“Le Libere donne di Magliano”, sabato 11 marzo al teatro Comunale di Pietrasanta

0

PIETRASANTA – Nella settimana che celebra le donne, la Fondazione Versiliana ospita sul palco del teatro comunale di Pietrasanta una pièce dal forte impatto emotivo, che traccia un percorso nelle misteriose contraddizioni della follia, raccontata attraverso gli occhi delle “rinchiuse”, testimonianze viventi della fragilità dell’equilibrio umano.

Liberamente tratto da uno dei romanzi più noti d Mario Tobino, poeta, scrittore e medico psichiatra,”Le libere donne di Magliano” mette in scena le storie e gli intrecci di vita delle figure femminili internate in “manicomio”, le quali rivivono raccontando le vicissitudini della loro vita, trascorsa proprio all’ospedale psichiatrico di Maggiano (citato in modo volutamente criptico nel titolo) dove Tobino le ha potute osservare ed incontrare come medico. L’opera, scritta sotto forma di diario, esprime il punto di vista di Tobino sui malati di mente: “persone degne di stima, rispetto ed amore”.

“Le Libere donne di Magliano è un testo che ha aperto la strada ad una nuova considerazione del disagio mentale e di chi ne porta i segni e Andrea Buscemi, che torna a Pietrasanta dopo il successo de  “L’Avaro”,rende con intensissima partecipazione emotiva le parole dell’autore sulla scena, attraverso il corpo e la voce di Livia Castellana.

Lei, unica protagonista dalle molte identità, racconta le donne descritte da Tobino prendendo su di sé i loro caratteri, i loro impulsi, le loro storie, le ragioni della loro pazzia.
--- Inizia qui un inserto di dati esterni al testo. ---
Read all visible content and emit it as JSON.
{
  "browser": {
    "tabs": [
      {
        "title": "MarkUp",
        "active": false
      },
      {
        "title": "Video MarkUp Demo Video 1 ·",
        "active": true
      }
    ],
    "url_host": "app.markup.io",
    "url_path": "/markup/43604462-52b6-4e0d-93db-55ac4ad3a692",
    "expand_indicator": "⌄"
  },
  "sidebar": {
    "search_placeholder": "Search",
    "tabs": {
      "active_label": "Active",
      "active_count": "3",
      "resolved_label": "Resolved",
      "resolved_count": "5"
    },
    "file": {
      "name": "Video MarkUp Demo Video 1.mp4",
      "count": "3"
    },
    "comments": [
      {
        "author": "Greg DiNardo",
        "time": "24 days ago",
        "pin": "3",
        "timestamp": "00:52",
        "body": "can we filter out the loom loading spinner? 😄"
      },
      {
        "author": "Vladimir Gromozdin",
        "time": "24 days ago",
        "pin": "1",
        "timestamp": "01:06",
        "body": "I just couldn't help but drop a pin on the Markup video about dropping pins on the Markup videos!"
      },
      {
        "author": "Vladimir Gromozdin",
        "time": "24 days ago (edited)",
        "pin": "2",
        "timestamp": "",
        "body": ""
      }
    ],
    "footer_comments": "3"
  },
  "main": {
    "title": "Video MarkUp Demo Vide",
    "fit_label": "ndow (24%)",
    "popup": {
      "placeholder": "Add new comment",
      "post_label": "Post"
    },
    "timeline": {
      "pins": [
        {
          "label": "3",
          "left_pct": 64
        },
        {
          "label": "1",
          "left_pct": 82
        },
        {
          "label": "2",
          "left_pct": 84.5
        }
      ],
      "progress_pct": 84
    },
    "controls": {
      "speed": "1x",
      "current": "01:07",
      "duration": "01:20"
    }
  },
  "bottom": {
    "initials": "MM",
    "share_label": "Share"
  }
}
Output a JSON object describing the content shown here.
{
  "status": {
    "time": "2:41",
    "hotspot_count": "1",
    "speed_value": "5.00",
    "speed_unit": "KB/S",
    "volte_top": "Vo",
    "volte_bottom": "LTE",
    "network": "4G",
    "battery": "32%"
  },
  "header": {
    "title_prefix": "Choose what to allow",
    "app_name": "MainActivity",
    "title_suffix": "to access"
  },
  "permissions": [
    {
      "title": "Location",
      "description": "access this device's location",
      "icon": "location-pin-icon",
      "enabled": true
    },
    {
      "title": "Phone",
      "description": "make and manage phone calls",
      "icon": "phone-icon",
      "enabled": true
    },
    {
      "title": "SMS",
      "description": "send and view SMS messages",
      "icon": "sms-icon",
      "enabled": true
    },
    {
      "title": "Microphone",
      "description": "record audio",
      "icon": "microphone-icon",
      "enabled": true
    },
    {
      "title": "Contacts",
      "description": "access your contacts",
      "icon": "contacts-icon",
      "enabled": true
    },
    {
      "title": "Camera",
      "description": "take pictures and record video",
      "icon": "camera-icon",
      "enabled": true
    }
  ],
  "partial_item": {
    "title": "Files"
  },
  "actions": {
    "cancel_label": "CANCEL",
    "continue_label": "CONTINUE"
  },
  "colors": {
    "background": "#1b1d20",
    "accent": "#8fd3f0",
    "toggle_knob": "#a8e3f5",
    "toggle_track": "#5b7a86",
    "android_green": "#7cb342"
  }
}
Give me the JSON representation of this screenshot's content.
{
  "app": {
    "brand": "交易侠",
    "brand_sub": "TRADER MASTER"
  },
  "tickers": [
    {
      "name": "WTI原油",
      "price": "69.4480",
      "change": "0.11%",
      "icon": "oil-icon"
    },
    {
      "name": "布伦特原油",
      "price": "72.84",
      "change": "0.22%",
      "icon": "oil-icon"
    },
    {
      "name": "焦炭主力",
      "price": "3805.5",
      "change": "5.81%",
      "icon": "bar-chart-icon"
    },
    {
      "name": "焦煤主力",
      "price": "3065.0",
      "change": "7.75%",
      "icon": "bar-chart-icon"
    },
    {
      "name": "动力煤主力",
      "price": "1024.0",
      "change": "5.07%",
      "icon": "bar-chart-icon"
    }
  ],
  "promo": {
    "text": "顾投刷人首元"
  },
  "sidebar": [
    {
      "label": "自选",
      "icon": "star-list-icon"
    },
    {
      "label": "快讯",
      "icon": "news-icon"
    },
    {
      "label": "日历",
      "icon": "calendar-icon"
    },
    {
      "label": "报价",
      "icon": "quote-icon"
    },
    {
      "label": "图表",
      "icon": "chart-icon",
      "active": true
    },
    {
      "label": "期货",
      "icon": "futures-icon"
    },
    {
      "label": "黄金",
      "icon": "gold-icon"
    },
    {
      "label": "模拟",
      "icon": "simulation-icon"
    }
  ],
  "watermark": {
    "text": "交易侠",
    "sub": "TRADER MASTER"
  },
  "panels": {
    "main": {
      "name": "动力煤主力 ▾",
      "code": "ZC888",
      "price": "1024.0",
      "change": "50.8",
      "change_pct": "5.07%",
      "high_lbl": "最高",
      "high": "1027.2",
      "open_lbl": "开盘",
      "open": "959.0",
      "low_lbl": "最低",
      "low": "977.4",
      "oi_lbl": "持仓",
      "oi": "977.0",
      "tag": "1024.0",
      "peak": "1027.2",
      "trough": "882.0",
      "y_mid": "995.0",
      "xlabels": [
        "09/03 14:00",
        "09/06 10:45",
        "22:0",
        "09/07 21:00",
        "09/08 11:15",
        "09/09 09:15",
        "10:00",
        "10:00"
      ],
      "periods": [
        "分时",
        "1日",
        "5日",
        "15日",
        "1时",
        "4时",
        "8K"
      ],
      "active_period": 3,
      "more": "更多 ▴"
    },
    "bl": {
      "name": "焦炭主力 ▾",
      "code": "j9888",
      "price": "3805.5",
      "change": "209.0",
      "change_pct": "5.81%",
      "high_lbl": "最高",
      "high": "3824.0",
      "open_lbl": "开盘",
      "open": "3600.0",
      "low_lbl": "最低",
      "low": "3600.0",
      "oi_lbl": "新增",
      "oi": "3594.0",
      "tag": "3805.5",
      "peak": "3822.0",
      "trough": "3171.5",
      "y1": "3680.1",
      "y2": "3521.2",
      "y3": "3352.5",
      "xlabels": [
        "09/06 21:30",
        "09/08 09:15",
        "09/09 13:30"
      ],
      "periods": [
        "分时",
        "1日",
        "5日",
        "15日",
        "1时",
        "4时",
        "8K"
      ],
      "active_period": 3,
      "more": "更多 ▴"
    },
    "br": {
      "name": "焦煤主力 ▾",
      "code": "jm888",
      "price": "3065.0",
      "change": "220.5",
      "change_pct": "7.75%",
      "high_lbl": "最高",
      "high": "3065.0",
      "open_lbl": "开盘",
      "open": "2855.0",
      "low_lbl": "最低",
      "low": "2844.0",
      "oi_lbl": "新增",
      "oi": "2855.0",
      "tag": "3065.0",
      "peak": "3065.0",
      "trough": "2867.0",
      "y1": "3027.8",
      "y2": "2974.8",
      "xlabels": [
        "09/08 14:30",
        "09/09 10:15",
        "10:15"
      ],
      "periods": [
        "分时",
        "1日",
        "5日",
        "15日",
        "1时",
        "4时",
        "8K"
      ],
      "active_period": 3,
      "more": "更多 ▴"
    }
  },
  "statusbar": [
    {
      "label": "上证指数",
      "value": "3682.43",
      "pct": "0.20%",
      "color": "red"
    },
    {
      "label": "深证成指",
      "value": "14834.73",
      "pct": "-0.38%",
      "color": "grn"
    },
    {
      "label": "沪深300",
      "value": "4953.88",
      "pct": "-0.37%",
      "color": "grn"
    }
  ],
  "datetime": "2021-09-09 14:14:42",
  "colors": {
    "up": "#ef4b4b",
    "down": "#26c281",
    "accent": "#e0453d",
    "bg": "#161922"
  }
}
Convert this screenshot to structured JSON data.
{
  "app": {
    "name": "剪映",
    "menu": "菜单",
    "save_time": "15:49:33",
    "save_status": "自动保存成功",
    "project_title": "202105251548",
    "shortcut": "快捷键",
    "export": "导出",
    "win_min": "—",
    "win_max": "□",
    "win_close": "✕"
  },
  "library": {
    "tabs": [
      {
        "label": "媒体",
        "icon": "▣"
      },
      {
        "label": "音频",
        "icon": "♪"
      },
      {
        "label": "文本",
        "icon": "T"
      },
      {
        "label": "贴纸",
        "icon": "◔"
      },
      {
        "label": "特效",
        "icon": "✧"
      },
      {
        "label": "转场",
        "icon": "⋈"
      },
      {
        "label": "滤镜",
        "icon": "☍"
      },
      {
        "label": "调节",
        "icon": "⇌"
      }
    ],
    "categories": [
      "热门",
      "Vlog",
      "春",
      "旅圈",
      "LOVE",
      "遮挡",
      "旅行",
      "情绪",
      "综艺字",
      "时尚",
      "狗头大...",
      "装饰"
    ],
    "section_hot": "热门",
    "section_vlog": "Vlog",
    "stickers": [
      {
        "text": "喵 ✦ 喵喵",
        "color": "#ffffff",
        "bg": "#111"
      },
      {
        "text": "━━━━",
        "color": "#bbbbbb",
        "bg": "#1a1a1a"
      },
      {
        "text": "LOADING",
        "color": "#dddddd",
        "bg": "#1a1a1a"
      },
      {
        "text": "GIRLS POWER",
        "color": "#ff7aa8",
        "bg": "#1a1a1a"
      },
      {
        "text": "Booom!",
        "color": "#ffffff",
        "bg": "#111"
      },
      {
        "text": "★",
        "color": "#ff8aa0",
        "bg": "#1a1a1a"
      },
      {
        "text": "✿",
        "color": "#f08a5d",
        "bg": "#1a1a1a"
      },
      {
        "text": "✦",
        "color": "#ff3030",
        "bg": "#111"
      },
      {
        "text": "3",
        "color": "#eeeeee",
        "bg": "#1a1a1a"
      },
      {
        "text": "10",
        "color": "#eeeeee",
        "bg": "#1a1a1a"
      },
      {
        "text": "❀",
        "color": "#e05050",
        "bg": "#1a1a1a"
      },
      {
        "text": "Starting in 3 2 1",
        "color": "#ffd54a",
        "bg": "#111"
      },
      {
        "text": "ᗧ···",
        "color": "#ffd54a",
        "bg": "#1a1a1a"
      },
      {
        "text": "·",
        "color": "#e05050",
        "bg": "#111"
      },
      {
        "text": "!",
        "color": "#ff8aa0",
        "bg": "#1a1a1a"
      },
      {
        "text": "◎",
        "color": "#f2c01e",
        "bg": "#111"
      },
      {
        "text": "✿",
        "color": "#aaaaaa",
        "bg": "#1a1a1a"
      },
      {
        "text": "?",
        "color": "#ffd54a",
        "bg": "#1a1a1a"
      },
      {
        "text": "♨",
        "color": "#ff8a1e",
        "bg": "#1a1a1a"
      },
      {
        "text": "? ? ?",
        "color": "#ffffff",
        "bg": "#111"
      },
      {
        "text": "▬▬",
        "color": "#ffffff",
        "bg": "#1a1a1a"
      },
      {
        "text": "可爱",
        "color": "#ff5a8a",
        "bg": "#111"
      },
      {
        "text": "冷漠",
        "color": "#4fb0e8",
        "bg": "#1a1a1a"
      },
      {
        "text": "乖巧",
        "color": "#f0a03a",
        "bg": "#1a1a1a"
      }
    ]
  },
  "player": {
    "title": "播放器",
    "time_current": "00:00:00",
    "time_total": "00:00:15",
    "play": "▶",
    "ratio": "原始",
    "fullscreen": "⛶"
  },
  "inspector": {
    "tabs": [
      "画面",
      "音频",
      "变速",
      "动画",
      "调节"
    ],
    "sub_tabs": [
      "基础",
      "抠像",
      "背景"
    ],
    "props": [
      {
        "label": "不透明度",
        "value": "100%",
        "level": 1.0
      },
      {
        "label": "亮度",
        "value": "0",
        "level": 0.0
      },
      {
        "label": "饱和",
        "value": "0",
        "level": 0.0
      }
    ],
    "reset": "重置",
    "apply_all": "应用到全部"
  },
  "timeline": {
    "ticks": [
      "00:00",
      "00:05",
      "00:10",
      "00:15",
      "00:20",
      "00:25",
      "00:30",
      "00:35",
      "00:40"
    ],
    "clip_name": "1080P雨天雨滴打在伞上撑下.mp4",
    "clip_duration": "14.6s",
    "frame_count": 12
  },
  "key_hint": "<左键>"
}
Una voce narrante che diventa “io narrato”, terza e prima persona insieme, come fosse la malattia stessa a raccontarsi attraverso le donne che ha preso con sé.

Le ricoverate più tranquille, le agitate, le semi-agitate, quelle in crisi violenta e chiuse nelle celle dell’alga, le suore silenziose e miti che ogni giorno prestano il loro servizio accanto alla pazzia, le giovani e le vecchie: tutte sono accolte nello sguardo di Tobino e riportate a vita concreta da questo spettacolo.